Une lande organique qui se moque bien des morsures du vent. Des étendues herbeuses brûlées par le sel des embruns. Et, par-dessus tout ça, l’accent écossais qui nous balade. Le ton est donné et il va rompre avec celui des précédents films de Bouli Lanners, tout en restant fondamentalement le sien. Comme toujours, ces grands espaces d’une foudroyante beauté qui ramènent l’humain le plus sûr de lui à un peu d’humilité. Comme toujours cette tendresse qui abreuve chaque prise de vue, chaque rencontre. Comme toujours cette même bienveillance à voir le beau sous le laid, la noblesse d’âme sous les corps trapus, le gracieux dans les gueules burinées par la vie. Mais dans cette île où nul ne peut échapper longtemps au regard des autres, ni au sien propre, le réalisateur – qu’on aime autant que l’acteur – laisse tomber les masques protecteurs, se départit de son armure d’humour sombre et baroque pour ne laisser place qu’à la fragile pudeur, à l’indicible. Le fil est ténu mais il nous tient pourtant en haleine, nous prend, nous captive, par les sentiments.
Il ne faut rien de plus qu’une silhouette qui se découpe sur l’horizon de la mer pour dire la solitude, pour dire toutes les solitudes du monde et comprendre qu’elles se répondent. Cœurs prisonniers d’un huis-clos au grand large.

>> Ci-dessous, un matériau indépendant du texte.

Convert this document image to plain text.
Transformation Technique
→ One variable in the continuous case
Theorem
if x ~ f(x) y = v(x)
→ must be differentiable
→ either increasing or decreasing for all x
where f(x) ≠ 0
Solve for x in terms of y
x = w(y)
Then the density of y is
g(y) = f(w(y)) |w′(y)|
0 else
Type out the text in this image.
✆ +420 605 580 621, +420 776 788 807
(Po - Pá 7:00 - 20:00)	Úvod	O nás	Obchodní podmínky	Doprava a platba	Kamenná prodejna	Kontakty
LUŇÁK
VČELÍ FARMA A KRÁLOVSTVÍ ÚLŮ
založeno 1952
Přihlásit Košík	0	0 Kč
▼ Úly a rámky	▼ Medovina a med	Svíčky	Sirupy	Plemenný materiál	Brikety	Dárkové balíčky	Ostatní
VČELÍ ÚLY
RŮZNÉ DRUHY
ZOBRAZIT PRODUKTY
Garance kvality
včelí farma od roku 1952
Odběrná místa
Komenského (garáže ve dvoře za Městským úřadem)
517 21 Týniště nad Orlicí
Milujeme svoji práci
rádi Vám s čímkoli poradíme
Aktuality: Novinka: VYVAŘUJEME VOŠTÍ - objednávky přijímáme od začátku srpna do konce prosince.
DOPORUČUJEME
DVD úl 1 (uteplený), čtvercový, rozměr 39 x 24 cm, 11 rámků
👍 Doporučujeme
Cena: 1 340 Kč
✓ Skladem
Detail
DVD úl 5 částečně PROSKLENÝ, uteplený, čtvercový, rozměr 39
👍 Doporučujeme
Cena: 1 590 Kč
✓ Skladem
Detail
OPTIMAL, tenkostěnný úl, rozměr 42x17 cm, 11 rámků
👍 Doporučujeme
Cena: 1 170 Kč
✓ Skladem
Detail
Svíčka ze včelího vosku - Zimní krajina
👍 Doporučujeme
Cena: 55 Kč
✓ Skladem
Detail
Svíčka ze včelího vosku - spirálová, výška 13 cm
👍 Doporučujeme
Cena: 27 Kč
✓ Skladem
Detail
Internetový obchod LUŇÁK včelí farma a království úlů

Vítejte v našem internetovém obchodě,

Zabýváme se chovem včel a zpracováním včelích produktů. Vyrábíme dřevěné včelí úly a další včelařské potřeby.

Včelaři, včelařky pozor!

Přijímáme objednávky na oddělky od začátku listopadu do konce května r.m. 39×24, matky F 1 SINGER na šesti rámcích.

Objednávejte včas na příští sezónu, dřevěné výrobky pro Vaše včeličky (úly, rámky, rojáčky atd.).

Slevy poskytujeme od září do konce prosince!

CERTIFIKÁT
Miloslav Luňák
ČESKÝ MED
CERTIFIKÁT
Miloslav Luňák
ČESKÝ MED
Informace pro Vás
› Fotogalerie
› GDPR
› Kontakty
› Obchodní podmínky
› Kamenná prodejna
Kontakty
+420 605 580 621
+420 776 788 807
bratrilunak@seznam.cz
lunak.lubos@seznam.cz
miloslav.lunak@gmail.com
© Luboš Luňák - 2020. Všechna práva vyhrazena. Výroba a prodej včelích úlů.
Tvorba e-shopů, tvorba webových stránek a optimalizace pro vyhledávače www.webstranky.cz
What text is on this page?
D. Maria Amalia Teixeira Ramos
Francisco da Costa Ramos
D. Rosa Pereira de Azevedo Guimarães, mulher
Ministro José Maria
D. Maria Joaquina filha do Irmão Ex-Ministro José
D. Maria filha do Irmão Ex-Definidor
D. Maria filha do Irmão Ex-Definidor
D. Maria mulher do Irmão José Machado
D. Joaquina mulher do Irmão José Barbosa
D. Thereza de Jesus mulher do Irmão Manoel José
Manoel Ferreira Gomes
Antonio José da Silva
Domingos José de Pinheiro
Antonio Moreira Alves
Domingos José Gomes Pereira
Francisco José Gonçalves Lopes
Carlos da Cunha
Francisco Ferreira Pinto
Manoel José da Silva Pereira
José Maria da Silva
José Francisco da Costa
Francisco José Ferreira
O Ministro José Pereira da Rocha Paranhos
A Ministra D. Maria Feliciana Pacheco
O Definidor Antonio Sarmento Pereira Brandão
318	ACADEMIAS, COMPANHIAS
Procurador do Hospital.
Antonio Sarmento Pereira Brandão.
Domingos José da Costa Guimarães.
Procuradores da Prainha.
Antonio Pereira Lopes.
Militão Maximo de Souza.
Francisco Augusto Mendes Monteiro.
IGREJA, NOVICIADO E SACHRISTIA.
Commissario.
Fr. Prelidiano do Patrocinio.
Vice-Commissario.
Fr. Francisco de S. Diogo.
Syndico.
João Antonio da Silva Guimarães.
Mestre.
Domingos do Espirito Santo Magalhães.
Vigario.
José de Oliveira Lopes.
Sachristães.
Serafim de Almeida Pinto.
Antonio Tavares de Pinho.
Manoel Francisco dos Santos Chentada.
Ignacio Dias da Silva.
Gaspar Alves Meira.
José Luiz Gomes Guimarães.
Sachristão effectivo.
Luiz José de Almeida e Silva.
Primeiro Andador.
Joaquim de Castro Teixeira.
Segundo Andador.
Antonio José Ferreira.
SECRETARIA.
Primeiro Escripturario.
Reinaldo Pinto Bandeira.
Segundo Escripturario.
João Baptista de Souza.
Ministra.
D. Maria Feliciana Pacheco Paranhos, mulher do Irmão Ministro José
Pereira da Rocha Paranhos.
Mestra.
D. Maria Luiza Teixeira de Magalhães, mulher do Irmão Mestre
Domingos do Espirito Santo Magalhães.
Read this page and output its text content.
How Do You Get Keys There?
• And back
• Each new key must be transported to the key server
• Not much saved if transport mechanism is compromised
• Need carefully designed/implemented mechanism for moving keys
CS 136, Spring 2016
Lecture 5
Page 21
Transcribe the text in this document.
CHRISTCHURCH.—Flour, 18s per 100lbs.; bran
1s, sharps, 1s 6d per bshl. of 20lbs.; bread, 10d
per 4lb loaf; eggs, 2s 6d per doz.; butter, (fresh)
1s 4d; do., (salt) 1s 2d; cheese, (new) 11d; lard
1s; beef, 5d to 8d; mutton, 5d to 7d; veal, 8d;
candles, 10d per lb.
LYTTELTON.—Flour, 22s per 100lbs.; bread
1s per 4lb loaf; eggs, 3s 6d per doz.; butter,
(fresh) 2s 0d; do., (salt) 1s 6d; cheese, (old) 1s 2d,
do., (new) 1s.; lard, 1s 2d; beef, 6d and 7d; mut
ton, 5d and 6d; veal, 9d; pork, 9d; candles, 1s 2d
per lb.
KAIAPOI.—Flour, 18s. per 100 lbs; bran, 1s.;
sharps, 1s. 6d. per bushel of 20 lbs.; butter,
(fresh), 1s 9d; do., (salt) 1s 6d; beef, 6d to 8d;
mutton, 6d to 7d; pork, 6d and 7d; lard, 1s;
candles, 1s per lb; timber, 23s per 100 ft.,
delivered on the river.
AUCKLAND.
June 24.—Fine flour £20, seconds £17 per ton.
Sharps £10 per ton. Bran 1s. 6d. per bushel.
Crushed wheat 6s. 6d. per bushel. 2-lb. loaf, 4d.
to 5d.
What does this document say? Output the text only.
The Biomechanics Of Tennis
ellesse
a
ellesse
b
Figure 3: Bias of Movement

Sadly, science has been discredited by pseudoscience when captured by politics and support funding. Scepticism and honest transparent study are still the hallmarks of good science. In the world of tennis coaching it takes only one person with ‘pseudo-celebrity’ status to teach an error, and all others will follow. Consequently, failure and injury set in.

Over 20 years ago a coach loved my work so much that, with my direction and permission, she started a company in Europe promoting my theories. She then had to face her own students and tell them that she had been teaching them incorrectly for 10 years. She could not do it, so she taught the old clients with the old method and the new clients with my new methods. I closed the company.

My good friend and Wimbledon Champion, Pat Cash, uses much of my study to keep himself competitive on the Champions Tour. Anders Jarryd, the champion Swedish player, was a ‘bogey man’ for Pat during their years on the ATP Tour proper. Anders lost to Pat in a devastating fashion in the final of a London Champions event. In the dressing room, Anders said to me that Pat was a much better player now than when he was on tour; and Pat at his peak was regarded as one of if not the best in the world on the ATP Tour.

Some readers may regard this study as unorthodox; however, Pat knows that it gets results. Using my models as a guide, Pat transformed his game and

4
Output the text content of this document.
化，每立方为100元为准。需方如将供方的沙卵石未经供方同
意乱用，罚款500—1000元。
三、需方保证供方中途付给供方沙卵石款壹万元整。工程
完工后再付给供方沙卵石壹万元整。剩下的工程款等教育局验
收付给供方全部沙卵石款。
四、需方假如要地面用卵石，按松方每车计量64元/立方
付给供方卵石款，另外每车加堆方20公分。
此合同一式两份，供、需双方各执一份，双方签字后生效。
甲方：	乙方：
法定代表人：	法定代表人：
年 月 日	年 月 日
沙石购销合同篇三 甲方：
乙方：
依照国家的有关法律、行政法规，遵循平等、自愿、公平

Ici les fermiers semblent plus taiseux que leurs bêtes. Ici les secrets s’emportent dans le silence des caveaux. Coincés entre les falaises de vagues et les nuages d’un noir qui se décline en spectres infinis, les hommes semblent rétrécis, tout comme leurs pensées bercées par les flux et les reflux des rites et des interdictions, aussi inéluctables que ceux des vagues. « Parce que ça a toujours été ainsi, ce le sera toujours » semble être la devise qui empêche de rêver plus loin que l’Île de Lewis. Et si vivre, ce n’était pas seulement respirer ? Englués dans la tourbe et les traditions séculaires, héritiers de la maladresse et des non-dits de leurs aînés, empesés dans leurs airs sévères, ces presbytériens hors du temps survivent au rythme du balancier des habitudes. Pas de plage le dimanche, seulement la messe pour laquelle les femmes, drapées dans leur dignité, se coiffent de chapeaux aussi sombres que le cafard. Millie est de celles-là. Respectée, secrètement raillée : une femme sans homme ne peut qu’avoir un cœur de glace… Pourtant entre deux verres de bière, qu’il apprécie plus que les coutumes locales, on comprendra que Phil n’est pas insensible à son charme discret, même s’il n’est pas du style à l’avouer. D’ailleurs, terrassé par un AVC, il n’en aura pas le temps. Voilà Millie plus troublée qu’elle ne devrait l’être par cette nouvelle, se composant une façade d’indifférence démentie par la nervosité de ses silences. Dans son regard, soudain tout est dépeuplé. Résonne l’absence, puis l’espérance…
Phil reviendra à lui et sera ramené dans son antre solitaire, en ayant perdu la mémoire, s’étonnant de tout et surtout de qui il est. « Phil », « Philippe Aubain », un nom à la consonance pas plus gaélique que british. Mais que fait-il ici ? Étranger dans cette île autant qu’étranger à lui-même. Dans ce vide une main, une seule main, se tend, celle de Millie qui va semer le doute, prendre ingénument une place nouvelle dans le quotidien de ce quinquagénaire presque neuf, lavé de ses souvenirs, qui affronte les épreuves avec une philosophie joviale, une bonhommie communicative. La connaissait-il avant ? Quelle était la nature de leur relation ? Cet accident serait-il une seconde chance ?
D’une maîtrise impressionnante, L’Ombre d’un mensonge procède, comme ses personnages, par touches subtiles et discrètes. Bouli Lanners et Michelle Fairley, qui interprètent magistralement les rôles principaux, ont remporté le double prix d’interprétation au Festival de Chicago.